また、東京武道館では「武道は芸術の一つ」というコンセプトであちらこちらに芸術作品が展示されています。さらに、設計時には敷地内で火を焚く構想がありましたが、経済的な視点から実現は叶わなかったそうです。そこでスカラーから「芸術作品なのに経済を理由に制限を受けてできなかったのは納得されたんですか?」と質問が挙がりました。

%e5%85%ad%e8%a7%92%e3%81%95%e3%82%93-still001-768x432

「納得はしていません。でもね、武道は芸術だって言ったのは私だけなんだよ。当時の審査員たちはとても評価してくれたんだけど、審査をした人と管理をする人は別。つまり、時代は変わっていくということ。経済性が問題になってくると、まず贅沢品、『なくてもいいじゃない』っていうものは外される。そこで難しいのは芸術や美学っていうのを外させないことで、建築家の戦いともいえる。でも、その頃にはこっち(建築家)が首を切られているかもしれないんだよ(笑)。難しいところだよね。それは日本自身の体質だと思う。」

 

そして、次々とスカラー候補生から質問が出てきました。例えば…

 

「独創的なところはどこから湧いてくるんですか?」

 

「多分、普段から色々なところに興味をもっていて、そういった興味が仕事に出会ったときに独創性が重なって出てくる。だから、日頃から自分が何に興味をもっていて、何を学んでいるのかというのはとても重要。必ずしも全部が役に立つとは限らない。100個の内、1個か2個、役に立ってくれればいいほうだよね。」

 

「建築物を作るときに一番大切にしていることはなんですか?」

 

「厳しい質問だな。作品の中に魂を入れられるかどうかだよね。仕事の中には、魂の入らない仕事もあるんだ。できるだけ避けたいんだけどね。」

 

六角氏は一息ついて、話を続けました。

 

あと、建築一個作るのに、東京武道館はコンペやってから、アイディアと設計に約2年間、工事に2年間。
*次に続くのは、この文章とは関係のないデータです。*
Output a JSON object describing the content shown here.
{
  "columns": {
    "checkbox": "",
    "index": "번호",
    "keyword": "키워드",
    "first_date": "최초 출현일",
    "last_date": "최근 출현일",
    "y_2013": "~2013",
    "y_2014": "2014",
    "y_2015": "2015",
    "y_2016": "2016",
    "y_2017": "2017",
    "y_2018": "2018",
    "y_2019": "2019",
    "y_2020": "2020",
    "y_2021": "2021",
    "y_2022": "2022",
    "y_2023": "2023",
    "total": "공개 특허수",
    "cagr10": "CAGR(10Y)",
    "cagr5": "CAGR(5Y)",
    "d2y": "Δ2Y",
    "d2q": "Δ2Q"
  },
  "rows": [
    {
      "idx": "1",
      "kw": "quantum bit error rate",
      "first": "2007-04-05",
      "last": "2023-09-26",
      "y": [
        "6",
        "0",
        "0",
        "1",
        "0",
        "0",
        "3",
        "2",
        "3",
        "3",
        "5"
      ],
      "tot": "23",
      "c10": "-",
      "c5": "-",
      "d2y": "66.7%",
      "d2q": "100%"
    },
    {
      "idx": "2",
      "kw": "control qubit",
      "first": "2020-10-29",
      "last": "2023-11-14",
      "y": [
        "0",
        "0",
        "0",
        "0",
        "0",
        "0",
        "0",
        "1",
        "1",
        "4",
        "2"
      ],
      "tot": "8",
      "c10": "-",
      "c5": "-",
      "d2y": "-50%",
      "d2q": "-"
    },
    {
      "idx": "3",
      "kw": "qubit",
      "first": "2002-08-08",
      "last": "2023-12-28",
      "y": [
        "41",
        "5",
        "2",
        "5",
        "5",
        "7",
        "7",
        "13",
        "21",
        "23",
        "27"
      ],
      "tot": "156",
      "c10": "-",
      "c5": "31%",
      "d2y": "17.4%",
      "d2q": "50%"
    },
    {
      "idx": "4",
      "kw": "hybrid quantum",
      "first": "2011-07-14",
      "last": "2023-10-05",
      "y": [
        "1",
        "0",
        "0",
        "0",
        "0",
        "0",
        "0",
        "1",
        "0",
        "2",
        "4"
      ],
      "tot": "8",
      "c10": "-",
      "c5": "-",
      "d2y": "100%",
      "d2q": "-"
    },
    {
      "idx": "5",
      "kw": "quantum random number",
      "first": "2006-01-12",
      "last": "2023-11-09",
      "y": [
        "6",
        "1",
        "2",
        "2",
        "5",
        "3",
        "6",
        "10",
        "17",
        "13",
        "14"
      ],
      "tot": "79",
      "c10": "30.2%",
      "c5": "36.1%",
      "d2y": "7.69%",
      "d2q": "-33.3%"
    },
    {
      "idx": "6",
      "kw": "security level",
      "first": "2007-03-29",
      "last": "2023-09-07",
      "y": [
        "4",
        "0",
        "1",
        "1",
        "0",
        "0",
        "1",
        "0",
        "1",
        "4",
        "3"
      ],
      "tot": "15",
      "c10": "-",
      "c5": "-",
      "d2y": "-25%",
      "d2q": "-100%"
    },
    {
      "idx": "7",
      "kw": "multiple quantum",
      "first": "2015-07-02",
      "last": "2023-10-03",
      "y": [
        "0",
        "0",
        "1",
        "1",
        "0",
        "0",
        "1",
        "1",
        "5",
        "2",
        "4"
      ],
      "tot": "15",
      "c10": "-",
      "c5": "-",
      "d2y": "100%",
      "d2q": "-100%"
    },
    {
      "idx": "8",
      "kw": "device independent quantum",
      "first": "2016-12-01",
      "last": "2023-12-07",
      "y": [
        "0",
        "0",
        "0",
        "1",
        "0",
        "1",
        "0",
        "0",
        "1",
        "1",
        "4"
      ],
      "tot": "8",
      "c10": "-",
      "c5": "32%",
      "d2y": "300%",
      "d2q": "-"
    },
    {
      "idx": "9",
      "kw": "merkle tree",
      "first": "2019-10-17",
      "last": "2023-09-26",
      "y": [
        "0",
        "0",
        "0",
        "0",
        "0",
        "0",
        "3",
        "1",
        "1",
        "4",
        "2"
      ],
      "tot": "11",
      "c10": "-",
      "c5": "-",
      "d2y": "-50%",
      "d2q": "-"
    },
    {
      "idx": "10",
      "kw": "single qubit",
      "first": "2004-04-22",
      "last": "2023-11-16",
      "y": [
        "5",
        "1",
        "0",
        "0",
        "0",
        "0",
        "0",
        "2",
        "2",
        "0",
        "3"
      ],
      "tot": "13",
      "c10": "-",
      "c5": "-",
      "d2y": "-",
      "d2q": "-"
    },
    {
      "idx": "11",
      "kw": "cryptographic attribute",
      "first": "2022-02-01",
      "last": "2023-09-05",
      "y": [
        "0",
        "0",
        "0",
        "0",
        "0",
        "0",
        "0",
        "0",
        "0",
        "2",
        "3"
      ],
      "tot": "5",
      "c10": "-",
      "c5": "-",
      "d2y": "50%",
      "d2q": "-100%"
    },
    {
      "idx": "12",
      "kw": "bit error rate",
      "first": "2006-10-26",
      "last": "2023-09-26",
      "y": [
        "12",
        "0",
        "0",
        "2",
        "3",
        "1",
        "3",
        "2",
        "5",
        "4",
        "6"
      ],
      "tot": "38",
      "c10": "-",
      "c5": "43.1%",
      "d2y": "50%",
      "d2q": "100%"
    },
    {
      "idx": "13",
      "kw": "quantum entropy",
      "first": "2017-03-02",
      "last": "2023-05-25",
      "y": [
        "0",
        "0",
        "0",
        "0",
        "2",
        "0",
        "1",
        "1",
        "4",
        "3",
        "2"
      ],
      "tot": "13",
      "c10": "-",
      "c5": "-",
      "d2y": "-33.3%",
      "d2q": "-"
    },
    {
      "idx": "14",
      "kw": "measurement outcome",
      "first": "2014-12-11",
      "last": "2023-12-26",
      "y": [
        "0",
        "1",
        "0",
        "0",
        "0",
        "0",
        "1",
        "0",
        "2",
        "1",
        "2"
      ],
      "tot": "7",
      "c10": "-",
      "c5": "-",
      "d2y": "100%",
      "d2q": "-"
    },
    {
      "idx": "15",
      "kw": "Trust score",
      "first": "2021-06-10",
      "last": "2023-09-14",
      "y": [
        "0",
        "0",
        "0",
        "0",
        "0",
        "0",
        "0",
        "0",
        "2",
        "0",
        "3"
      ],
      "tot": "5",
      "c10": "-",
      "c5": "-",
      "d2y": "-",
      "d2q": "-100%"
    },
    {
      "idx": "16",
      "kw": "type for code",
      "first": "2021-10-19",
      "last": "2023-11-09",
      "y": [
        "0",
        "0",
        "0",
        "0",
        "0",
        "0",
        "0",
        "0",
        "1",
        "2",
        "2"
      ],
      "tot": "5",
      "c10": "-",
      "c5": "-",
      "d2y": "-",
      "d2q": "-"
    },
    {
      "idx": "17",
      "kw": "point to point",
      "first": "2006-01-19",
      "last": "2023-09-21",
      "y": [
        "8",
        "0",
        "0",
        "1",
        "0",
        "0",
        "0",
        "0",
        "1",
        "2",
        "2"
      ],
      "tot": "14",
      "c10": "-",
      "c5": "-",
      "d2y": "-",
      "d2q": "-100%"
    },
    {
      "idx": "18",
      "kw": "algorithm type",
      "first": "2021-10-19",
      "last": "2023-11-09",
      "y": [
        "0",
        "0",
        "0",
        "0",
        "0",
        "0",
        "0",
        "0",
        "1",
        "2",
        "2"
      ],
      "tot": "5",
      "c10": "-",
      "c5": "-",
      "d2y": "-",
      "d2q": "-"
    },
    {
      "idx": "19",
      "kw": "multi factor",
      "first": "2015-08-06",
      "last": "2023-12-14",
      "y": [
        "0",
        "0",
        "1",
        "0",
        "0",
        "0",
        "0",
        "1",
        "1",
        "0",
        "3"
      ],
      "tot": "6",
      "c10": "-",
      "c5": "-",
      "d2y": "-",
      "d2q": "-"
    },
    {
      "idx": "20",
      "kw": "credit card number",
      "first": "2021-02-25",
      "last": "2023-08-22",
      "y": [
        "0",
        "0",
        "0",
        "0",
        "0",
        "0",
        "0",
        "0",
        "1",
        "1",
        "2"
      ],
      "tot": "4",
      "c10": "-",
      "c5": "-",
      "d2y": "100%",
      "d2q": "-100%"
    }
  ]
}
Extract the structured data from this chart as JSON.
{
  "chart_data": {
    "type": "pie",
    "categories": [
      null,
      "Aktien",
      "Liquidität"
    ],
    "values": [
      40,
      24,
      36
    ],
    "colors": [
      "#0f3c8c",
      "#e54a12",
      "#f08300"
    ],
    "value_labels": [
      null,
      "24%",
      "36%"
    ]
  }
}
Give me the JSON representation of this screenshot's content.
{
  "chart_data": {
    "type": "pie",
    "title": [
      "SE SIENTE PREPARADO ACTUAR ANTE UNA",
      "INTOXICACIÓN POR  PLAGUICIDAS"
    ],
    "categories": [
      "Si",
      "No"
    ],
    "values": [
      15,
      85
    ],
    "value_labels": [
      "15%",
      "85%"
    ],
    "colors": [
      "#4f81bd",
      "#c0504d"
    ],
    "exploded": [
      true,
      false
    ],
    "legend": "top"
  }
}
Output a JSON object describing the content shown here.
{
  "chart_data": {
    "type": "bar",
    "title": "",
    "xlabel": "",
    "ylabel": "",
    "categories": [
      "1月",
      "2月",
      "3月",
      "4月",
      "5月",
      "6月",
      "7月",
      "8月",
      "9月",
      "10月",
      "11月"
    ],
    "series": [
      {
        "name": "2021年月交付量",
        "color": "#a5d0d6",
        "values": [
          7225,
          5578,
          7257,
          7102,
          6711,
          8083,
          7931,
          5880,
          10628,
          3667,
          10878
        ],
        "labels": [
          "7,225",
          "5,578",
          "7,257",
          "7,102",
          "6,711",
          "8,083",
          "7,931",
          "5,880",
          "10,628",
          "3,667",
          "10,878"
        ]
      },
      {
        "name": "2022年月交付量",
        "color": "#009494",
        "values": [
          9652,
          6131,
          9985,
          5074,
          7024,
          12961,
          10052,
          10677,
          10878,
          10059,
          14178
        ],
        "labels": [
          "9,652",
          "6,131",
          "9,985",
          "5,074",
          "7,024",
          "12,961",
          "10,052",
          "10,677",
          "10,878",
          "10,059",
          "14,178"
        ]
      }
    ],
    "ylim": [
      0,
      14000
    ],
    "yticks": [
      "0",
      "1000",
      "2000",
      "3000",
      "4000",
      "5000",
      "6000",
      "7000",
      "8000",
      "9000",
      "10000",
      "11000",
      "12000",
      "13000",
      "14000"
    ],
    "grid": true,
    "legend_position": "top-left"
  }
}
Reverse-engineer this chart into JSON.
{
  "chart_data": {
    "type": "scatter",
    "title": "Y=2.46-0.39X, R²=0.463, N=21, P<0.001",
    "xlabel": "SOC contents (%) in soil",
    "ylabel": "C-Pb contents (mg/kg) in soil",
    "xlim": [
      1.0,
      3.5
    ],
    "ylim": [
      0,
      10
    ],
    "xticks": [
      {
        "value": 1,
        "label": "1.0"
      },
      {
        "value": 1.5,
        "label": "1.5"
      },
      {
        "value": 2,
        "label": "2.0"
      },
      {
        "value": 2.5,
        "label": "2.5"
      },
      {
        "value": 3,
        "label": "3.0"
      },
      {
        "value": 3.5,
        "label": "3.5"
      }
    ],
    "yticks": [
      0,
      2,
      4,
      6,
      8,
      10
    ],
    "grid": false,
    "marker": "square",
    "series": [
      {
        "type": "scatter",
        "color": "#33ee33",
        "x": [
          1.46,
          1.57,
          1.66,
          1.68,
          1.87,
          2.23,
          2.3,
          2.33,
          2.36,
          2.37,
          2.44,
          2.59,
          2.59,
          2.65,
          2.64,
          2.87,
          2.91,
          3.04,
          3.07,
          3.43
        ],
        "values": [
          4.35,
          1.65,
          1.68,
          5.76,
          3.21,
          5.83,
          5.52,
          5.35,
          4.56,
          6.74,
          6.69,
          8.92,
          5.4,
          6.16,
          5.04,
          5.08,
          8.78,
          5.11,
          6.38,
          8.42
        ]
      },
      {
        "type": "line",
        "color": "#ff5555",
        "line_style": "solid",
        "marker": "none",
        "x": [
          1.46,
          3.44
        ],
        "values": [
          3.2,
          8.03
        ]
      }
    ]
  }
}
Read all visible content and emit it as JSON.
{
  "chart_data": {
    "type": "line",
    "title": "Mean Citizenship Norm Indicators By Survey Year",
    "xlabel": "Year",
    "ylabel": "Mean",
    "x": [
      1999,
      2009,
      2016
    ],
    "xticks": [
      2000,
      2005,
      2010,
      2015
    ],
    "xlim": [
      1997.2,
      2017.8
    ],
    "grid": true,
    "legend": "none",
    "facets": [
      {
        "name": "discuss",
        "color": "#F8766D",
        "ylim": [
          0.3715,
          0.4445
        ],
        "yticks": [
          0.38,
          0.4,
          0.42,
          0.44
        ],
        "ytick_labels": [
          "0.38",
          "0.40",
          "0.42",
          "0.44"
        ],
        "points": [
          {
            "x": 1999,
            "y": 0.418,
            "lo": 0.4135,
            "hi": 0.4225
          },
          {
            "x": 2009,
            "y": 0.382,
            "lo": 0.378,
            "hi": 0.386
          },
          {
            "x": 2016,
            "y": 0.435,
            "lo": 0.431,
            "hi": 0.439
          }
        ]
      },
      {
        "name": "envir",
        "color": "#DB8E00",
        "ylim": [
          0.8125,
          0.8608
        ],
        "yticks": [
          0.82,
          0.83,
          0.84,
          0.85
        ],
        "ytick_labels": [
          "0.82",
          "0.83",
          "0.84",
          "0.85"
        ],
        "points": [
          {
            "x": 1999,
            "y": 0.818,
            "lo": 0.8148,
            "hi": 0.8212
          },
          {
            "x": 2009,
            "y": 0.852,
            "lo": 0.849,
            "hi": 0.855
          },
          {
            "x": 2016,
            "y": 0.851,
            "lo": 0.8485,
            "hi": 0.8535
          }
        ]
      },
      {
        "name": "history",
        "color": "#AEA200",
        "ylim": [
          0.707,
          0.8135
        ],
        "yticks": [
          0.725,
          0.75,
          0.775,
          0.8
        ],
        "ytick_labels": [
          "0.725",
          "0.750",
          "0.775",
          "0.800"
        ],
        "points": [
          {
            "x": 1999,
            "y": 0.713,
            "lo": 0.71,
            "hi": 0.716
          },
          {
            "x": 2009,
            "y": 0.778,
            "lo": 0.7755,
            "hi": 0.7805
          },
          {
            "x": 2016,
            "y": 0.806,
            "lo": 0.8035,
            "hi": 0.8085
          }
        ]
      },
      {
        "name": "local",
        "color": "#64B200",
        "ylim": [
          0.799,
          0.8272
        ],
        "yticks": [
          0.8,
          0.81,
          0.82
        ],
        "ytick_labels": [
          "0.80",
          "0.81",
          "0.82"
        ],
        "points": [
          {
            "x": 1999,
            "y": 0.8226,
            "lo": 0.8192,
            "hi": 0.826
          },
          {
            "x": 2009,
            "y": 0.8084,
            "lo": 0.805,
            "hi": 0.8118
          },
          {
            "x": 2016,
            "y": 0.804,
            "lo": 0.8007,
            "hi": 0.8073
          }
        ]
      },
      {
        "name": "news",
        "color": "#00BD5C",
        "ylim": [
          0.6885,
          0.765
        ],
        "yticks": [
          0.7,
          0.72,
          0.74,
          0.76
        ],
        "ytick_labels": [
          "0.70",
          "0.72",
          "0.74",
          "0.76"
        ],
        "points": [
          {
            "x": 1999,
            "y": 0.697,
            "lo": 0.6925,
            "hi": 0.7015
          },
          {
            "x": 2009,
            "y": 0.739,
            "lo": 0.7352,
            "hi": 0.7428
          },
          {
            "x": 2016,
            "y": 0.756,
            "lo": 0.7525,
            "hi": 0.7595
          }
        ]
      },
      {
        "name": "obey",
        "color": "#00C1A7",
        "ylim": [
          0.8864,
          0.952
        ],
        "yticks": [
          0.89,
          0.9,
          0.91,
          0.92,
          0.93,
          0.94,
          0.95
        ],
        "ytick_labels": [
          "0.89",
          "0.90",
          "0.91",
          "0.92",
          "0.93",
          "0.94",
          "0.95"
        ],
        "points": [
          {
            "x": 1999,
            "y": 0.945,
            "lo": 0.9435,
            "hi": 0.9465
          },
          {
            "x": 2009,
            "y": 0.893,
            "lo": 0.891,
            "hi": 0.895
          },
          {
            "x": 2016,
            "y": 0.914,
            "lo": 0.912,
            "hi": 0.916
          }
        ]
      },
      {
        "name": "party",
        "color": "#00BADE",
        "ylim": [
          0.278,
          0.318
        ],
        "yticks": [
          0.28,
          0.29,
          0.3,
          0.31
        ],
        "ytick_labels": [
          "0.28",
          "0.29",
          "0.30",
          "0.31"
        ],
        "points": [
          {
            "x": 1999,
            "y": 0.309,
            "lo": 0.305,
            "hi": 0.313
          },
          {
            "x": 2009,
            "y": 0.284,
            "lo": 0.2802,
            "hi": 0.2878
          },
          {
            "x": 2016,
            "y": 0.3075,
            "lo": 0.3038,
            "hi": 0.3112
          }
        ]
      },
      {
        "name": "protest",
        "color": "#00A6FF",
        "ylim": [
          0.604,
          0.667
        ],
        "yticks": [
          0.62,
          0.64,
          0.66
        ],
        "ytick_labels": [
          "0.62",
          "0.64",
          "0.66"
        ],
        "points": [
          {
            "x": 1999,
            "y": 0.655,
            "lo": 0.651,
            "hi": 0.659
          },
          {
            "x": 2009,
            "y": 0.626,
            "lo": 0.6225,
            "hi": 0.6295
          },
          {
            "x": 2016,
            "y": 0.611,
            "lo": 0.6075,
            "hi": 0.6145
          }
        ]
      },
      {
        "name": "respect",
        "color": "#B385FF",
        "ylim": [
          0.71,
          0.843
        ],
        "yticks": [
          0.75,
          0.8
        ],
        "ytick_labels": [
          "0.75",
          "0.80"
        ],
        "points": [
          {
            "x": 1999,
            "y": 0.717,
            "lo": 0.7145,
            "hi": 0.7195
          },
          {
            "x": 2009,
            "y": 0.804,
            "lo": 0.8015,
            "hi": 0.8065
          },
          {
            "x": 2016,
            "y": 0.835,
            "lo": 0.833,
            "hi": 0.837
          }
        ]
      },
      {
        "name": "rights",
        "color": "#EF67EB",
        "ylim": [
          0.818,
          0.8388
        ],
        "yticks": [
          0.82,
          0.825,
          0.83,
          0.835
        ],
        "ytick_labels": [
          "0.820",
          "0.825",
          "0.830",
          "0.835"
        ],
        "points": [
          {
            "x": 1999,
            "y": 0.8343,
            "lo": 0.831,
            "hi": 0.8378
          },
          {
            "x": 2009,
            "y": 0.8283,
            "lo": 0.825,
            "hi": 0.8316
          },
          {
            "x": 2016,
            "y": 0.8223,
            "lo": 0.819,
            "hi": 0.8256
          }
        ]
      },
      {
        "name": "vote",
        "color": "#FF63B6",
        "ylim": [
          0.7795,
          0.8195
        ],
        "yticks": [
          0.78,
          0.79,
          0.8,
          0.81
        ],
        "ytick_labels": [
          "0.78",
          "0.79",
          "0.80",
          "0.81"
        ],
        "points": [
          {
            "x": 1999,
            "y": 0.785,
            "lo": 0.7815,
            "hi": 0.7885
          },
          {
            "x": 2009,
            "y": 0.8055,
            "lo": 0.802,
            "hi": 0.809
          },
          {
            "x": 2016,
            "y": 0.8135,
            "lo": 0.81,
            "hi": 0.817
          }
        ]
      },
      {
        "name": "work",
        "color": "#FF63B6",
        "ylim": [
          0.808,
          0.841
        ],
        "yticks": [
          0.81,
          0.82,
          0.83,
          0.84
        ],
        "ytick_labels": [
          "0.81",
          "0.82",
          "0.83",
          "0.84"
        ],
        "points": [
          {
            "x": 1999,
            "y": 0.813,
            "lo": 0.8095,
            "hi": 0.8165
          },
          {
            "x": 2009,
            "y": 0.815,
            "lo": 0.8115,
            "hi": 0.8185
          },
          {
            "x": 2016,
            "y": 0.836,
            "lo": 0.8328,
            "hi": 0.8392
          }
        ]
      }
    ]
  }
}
約4年間かかっている。感覚ミュージアムは、「こういうものを作りませんか?」と言って、スタートするまで5年間。仕事になって実際に作り始めてから5年間。あわせて10年くらいかかっている。ちっぽけなのに10年。

 

住宅1軒だって、長いのは1年、2年かかるよ。住宅産業の会社から言わせれば、1年もあれば何百軒も建っちゃう訳で、その違いがどこか説明するとね、大変だ。やっぱり建築やってよ(笑)建築をやればわかってくるよ(笑)。

 

六角氏の笑顔に、スカラー候補生から笑い声が溢れました。

 

最後に、六角氏の講義を受けて、中邑ディレクターからスカラー候補生へ以下のようなメッセージが伝えられました。

 

ここにいるみんなは物作りをしている。では、みんながやっていることと、六角先生のやっている物作りとなにが違うのか、考えて欲しいと思う。

 

六角先生は建築家であり、プロデューサーでもある。こんな大きなものを作るときに、ものすごい時間とエネルギーと、やっぱり人を動かす力が必要だと感じてもらいたい。今、みんなには好きなことをやっていい、と言っている。挨拶もしなくていい、何をやってもいい、自由にやっていい。でも、勝手にやるなら、自分で何か一つ身につけること。その後、それを見せながら人とコミュニケーションをとることを考えていかないと、大きなものは作れないし、世の中は動かせない。

 

その道に乗るかどうかは君たちの自由だけど、ROCKETでは、多くの子供達がそういう風に歩んでもらえる道を作りたいと思っている。

 

六角氏や中邑ディレクターの話を聴いて、スカラー候補生たちはどのような選択をしていくのでしょうか。スカラーやスカラー候補生たちが歩む道を、楽しみに見ていきたいと思っています。